Dáil debates

Wednesday, 13 July 2022

Rent Reduction Bill 2022: Second Stage [Private Members]

 

10:10 am

Photo of Paul MurphyPaul Murphy (Dublin South West, RISE) | Oireachtas source

All across the House. The vast majority of the landlords are on the Fianna Fáil-Fine Gael side and among the Independents who voted with the Government. If those landlords absented themselves tonight, as they should, and said it is too much to do with them, will impact their income and that it is clearly inappropriate for them to vote, there is every chance this Bill would pass.

It is worth looking at who these landlords are. Rory Hearne did very good work recently outlining the reality of these corporate landlords. IRES REIT, the largest private landlord in Ireland, owns close to 4,000 homes. US property corporate Kennedy Wilson owns close to 3,300 rental apartments. Irish property investor Urbeo is developing build-to-rent units, advertised as studio units, in Citywest in my constituency for €1,500 per month and two-bed apartments for €2,000 per month. US fund Greystar pre-bought 342 apartments being built in Griffith Avenue and advertises for a one-bed at €2,140. Rory Hearne also cites CSO data on new-build activity in Dublin in the first three months of this year showing that 1,151 newly built units were sold. Of these, first-time buyers bought just 217, or 19%. Non-household purchasers, overwhelmingly investor funds and REITs, bought 726, or 63% of all new builds in Dublin in the first quarter of 2022.

These corporations are getting massive public funds. IRES REIT got €8.7 million in rental income from the State via HAP in the first half of 2021. Fine Gael and Fianna Fáil have turned the Irish State into a vast funnel through which it can direct public moneys to landlords.

The Housing for All plan is completely dependent on the private market and on global investor vulture funds in particular. Of the €12 billion a year required to build the planned 33,000 homes each year, €10 billion will come from private capital sources. Of this, the "majority will be required from international sources", coming from well-established investors. The private market and investors are to provide 83% of new homes, with the State playing a small role and providing less than one fifth of all new builds. This encapsulates the disaster of the for-profit market and the commodity-driven approach to the housing crisis, which is why the crisis gets worse and worse day by day, week by week and month by month.

I presume we will hit the Government bingo later on and that the Minister of State will say this is unconstitutional as it interferes with the right to private property. We dispute that. We think the Government should do this and should then defend the case in the Supreme Court if that is where it goes. Even if the Government is right, that is precisely why we have introduced a Bill to insert the right to housing into the Constitution. We think the vast majority of people out there would agree that the right of ordinary people to housing comes before the supposed right of vulture funds, cuckoo funds and others to maximise their profits.

The Government won the confidence motion last night but I still do not think it has the confidence of ordinary people. As the slogan of the Arab Spring goes, what the Parliament does the streets can undo.

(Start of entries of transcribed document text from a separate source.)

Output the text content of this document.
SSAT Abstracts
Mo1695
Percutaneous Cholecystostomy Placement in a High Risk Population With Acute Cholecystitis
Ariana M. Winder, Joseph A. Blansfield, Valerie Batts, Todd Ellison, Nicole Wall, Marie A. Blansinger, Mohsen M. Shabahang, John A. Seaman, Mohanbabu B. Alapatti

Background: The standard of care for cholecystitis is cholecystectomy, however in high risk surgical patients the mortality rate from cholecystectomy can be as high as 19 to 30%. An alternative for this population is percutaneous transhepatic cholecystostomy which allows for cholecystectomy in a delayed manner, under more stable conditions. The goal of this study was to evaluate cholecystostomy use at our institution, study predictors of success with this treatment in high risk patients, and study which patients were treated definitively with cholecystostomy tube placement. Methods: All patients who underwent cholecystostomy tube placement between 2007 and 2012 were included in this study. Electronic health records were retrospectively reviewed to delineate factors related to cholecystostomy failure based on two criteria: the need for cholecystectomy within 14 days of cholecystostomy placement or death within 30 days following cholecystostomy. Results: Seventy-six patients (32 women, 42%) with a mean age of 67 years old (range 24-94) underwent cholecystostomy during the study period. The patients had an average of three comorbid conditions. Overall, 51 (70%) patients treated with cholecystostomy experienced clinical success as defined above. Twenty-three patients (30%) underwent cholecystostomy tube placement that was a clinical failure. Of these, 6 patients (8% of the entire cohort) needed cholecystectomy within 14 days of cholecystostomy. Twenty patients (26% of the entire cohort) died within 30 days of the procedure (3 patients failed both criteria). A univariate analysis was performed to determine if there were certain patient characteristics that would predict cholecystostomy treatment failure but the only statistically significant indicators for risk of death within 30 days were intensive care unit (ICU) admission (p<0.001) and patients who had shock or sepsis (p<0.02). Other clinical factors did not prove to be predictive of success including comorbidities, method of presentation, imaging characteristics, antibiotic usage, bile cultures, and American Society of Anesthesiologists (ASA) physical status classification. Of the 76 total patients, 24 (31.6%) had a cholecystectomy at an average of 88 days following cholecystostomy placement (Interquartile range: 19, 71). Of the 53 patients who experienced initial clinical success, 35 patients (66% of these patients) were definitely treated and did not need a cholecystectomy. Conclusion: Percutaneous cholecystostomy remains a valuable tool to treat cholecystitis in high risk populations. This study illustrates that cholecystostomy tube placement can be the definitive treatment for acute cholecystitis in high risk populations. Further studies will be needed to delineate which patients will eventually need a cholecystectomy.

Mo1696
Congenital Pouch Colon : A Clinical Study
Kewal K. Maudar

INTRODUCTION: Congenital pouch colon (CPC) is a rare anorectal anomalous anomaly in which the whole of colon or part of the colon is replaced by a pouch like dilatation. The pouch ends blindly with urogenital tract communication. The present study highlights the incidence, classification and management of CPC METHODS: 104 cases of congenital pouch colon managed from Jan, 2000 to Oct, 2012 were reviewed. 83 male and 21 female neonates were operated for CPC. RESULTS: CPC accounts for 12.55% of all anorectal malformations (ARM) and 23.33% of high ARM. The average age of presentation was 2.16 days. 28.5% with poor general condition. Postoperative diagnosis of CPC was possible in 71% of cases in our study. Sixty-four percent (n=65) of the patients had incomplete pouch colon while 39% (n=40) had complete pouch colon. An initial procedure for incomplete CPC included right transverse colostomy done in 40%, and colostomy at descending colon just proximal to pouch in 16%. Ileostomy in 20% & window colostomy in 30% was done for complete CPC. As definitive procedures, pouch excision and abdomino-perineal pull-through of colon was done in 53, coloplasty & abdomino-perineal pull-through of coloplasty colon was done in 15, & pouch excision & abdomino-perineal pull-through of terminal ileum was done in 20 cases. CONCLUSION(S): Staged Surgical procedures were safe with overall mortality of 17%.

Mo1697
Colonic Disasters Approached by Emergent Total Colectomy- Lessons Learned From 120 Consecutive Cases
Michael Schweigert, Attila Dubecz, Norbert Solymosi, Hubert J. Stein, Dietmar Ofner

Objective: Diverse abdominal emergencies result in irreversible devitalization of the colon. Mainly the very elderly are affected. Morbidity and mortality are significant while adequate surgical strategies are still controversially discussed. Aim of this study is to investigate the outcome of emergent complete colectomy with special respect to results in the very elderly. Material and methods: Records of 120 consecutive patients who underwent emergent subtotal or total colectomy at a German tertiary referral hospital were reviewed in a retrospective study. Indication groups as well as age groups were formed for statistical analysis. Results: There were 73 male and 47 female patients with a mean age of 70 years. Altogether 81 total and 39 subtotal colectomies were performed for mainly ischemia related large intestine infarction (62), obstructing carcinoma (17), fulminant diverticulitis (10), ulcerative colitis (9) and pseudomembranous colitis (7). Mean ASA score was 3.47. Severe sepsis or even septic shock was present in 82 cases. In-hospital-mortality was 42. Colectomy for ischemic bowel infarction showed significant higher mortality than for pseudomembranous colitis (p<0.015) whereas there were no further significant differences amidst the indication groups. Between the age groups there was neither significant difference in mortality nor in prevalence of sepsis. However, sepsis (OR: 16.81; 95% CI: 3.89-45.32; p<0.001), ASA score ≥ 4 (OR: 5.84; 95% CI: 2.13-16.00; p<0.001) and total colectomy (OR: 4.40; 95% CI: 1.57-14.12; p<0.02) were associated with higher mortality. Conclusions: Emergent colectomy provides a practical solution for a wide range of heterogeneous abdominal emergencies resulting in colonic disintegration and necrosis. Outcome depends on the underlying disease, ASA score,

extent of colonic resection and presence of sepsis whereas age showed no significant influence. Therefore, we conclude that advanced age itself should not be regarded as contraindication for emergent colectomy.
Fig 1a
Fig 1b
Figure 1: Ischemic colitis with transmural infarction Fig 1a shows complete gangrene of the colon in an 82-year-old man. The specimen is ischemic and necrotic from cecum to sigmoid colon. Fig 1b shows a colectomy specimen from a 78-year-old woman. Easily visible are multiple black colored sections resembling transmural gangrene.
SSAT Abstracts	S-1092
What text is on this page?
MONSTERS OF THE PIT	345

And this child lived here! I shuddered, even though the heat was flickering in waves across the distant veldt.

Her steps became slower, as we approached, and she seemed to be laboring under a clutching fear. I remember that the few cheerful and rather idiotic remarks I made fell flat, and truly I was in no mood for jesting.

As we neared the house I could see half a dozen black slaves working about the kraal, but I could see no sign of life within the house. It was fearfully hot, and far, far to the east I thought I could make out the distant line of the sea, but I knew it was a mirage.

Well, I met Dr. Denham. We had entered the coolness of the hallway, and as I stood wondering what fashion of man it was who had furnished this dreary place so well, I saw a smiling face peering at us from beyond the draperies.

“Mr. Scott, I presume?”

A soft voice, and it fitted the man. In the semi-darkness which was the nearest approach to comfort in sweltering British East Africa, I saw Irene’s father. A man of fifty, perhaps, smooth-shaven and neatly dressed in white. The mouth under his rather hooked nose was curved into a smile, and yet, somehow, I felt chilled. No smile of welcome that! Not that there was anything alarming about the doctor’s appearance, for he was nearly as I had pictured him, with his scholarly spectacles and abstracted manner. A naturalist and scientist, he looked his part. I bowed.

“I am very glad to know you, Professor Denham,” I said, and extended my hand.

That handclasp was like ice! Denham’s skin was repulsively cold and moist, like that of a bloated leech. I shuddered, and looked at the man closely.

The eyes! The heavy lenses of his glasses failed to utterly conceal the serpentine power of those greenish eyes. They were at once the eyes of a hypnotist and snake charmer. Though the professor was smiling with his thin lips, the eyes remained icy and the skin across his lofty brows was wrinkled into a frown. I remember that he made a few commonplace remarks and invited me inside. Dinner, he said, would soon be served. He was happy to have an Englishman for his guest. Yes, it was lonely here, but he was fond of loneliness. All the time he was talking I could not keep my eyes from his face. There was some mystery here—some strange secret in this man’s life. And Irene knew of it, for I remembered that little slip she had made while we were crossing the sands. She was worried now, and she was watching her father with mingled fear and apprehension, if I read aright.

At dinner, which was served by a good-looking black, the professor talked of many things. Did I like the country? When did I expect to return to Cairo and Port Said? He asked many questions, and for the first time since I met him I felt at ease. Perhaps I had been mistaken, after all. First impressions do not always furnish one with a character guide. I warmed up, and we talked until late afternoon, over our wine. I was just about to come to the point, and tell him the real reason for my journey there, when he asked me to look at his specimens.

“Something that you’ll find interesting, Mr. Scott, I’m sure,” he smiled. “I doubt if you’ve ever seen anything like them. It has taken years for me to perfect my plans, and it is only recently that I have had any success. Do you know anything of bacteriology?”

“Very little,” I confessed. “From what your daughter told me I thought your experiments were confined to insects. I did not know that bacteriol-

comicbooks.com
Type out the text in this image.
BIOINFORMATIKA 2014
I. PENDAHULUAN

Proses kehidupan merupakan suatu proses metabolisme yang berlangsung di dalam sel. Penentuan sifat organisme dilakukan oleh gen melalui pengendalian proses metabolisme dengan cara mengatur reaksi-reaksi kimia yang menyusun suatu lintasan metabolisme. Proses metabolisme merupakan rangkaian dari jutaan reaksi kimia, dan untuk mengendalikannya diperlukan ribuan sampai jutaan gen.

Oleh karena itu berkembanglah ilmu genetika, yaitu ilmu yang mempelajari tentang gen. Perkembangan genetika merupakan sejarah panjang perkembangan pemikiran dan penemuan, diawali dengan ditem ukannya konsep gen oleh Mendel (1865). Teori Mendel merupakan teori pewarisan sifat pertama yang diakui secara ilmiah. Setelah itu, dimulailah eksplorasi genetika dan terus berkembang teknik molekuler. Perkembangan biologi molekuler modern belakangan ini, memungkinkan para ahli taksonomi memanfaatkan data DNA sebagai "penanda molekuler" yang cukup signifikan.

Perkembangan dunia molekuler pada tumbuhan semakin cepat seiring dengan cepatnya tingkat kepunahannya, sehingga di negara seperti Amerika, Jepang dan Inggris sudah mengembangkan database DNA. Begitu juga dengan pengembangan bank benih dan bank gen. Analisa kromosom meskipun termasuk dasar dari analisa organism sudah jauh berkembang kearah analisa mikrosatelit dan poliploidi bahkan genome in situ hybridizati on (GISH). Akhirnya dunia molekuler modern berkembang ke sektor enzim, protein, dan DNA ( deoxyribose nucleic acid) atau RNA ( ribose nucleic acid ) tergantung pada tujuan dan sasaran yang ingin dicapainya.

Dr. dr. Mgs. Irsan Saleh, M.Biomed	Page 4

This is now a weak Government. It is a Government that can be pressured and pushed from below if we manage to build a cost-of-living and housing movement like we did with the water charges. Such a movement, which will be holding a protest at 5 o'clock today in front of the Dáil and a major national protest on Saturday, 24 September, can force concessions out of this Government. At a certain time it will bring this Government down and open the possibility of a Government that does not govern in the interests of the big corporate landlords but instead in the interests of ordinary renters.